I have a hate-hate affair with cables. My desktop at work is crisscrossed by USB cables, mouse cable, the cable for my telephone headset and my headphones. At home, the areas around my computer and television are giant, disorderly nests of wires.
There's not much I can do about my office situation, it is what it is, but I think I can at least get my home situation under control.
Because I decided to be a good neighbour I moved my subwoofer away from the walls I share with my neighbours (you should all do the same), but the result was that the wall under my back porch sliding door is lined with wires stretching from my cable box and Xbox to my surround sound system controller (which can only be two feet away from the subwoofer) plus three wires for the left, centre and right front speakers. The rear right and real left speakers wind behind my couch but aren't long enough to attach to the walls as I'd originally planned.
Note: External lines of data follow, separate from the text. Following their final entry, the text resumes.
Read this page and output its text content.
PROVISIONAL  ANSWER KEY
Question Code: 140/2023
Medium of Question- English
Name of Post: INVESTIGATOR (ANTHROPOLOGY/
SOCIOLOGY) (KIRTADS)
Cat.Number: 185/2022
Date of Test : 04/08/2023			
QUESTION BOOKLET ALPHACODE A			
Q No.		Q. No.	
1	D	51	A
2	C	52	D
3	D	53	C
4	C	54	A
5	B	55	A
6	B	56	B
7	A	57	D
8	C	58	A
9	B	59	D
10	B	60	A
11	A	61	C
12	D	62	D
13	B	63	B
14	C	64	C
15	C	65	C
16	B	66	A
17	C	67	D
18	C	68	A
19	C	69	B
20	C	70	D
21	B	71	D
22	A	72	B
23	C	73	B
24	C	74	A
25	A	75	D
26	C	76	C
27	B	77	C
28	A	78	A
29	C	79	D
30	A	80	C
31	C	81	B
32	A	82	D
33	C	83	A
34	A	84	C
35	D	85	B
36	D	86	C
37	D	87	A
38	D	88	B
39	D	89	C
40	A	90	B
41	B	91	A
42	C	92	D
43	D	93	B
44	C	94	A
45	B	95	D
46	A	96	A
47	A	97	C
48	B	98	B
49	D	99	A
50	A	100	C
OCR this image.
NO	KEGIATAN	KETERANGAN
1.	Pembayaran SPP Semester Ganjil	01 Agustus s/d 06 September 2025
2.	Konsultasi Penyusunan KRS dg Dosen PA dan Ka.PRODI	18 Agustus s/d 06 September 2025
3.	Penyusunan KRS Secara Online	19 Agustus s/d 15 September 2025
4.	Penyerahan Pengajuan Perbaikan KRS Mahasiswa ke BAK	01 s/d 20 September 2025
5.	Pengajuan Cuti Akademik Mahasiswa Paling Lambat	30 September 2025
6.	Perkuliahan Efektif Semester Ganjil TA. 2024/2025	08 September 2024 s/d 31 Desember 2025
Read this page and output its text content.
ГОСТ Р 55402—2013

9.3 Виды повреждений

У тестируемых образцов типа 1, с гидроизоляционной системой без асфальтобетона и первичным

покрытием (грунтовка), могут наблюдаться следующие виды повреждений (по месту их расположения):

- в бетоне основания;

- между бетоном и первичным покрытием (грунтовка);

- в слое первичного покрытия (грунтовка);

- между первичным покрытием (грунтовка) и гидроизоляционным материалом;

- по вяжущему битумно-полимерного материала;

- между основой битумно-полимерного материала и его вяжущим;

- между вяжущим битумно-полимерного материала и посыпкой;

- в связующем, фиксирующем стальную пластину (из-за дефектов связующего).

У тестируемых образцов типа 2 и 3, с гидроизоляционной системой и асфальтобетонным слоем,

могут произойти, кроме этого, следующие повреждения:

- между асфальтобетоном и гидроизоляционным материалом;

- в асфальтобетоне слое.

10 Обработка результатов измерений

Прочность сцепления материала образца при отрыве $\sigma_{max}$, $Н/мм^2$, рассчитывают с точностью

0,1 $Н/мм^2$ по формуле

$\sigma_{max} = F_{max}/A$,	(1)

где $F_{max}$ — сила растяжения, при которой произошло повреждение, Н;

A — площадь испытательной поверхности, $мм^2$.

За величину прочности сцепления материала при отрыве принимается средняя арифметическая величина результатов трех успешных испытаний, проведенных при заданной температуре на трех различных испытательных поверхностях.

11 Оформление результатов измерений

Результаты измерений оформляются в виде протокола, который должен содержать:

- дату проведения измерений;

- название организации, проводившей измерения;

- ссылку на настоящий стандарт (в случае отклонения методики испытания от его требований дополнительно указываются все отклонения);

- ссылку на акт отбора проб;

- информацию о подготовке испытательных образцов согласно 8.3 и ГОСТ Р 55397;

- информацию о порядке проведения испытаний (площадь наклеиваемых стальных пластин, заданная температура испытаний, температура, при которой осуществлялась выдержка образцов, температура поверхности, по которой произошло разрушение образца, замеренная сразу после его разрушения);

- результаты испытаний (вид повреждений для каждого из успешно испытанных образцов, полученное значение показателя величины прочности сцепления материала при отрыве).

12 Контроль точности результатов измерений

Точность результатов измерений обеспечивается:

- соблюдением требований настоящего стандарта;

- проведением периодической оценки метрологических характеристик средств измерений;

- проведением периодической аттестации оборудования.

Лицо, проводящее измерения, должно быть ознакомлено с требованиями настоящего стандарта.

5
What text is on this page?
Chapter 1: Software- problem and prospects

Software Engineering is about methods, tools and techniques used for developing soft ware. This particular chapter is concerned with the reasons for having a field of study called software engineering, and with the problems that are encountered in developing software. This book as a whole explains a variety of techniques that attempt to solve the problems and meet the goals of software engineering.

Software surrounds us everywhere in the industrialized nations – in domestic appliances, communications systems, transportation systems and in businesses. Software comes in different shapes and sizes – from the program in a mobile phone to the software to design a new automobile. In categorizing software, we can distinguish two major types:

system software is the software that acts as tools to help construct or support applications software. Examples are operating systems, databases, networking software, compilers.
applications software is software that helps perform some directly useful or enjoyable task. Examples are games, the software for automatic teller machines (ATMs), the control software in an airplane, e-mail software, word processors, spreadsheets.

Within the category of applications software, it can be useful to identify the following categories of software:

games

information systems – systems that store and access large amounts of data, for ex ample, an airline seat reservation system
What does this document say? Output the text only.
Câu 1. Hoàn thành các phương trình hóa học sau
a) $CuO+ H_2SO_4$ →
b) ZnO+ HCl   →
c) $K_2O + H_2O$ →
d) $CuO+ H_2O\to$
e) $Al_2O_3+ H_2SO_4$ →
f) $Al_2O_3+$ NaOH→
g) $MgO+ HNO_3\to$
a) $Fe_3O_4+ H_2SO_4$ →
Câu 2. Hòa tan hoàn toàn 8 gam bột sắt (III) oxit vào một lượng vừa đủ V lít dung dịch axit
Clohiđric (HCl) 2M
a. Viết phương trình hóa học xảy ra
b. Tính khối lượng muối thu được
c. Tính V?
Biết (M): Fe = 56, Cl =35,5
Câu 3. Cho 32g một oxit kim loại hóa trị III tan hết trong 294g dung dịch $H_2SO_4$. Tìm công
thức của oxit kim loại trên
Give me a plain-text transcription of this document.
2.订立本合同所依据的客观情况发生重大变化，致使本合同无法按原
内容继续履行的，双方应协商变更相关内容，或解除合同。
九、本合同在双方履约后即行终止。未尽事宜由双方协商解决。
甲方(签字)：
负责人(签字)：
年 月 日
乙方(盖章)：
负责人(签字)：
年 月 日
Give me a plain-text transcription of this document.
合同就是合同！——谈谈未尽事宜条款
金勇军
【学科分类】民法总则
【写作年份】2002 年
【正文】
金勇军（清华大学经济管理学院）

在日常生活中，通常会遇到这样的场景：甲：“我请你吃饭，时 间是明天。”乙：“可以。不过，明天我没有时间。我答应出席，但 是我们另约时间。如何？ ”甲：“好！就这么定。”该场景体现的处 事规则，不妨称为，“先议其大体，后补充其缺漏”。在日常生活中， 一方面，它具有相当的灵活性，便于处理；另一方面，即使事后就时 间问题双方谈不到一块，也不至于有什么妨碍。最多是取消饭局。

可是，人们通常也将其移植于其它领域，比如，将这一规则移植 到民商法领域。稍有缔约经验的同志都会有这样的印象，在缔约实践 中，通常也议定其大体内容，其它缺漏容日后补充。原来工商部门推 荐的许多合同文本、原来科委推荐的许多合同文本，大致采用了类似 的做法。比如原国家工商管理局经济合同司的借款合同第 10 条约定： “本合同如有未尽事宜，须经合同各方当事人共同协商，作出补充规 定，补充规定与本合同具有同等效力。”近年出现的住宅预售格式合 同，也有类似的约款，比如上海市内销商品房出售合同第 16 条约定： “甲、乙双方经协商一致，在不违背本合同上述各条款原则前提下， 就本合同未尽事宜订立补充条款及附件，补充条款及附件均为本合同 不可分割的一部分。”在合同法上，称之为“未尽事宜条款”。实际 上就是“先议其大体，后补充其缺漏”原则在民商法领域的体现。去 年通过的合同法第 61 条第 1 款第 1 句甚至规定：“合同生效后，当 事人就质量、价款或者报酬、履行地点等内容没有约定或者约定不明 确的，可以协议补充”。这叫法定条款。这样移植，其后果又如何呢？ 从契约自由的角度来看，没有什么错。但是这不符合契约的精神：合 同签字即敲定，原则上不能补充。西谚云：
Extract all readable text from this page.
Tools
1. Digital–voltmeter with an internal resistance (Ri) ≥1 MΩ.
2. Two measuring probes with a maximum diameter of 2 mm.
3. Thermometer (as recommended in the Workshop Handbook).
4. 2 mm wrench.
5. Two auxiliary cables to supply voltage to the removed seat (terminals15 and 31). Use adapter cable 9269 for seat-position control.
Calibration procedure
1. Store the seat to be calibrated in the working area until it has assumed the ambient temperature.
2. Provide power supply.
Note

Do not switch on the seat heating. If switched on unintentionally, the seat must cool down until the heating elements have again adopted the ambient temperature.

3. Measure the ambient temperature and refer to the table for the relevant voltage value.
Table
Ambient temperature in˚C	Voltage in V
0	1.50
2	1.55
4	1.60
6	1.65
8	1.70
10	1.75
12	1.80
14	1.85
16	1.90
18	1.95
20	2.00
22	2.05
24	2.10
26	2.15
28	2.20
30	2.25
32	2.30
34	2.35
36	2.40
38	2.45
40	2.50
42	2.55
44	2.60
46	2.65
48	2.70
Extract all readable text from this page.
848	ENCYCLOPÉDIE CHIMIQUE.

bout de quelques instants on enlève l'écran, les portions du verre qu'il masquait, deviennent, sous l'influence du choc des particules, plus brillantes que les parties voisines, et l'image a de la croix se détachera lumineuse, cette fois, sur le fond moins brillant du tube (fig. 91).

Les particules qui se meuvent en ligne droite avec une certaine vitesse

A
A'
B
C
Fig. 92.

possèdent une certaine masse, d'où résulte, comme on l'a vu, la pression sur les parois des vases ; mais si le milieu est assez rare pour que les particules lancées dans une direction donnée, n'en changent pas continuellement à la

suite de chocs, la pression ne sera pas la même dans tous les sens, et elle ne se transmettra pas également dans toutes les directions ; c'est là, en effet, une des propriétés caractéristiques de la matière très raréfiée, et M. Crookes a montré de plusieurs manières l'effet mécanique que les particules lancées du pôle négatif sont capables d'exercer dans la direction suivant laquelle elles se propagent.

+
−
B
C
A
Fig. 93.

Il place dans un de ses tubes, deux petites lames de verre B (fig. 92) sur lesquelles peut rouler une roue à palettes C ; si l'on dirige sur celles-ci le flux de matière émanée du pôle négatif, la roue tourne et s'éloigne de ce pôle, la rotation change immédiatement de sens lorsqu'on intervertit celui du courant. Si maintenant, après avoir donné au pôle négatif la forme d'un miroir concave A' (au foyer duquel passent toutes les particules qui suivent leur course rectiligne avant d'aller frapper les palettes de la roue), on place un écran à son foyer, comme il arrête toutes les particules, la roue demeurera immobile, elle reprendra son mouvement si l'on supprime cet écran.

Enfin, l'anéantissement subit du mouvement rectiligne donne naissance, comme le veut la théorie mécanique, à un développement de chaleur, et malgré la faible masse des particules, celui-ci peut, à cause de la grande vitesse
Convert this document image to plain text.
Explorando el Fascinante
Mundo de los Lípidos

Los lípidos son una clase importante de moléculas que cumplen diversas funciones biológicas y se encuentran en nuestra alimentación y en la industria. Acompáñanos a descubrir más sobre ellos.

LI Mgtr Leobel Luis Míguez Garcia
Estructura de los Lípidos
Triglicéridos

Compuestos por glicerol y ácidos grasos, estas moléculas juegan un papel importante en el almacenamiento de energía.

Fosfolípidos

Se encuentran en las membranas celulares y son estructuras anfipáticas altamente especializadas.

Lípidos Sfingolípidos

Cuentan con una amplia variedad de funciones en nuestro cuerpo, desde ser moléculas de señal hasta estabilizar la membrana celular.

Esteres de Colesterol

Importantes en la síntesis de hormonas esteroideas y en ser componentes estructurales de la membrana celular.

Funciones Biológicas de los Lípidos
The area behind my television is similarly a disaster with power cables, four different peripherals plugged into the television (including our cable box, my Xbox 360, a DVD player and a Nintendo Wii), plus the additional audio out cables.
The area around my computer is crowded with power cables for the computer, printer, modem, wireless router and an external hard drive, as well as all the USB, Firewire and Ethernet cables connecting all these things to the computer and to each other.
And so I've been researching cable management options, trying to cut down where I can and organize where I can't. Here are some Do It Yourself options I've come up with.
I love my award-winning, 550-watt Logitech 5.1 surround sound system. It's incredibly easy to use and hook up to my electronics, the sound is great and it's easy to custom program. But as I've mentioned the subwoofer is too loud to move it closer to the wall to alleviate my cable conundrum. So I'm moving it to a different room.
One option I've looked at to manage those wires is to get a piece of pipe that runs the length of that wall and feed the wires through, then using clamps to secure the pipe into place. It's cheap and will prevent people from getting tangled in the wires.
A slightly nicer solution would be to get a nice piece of wood cut to of the length I need, attach some spacers to the bottom to make some room for all the wires. I could even mount a hinge on the top part so I can get to those wires easily.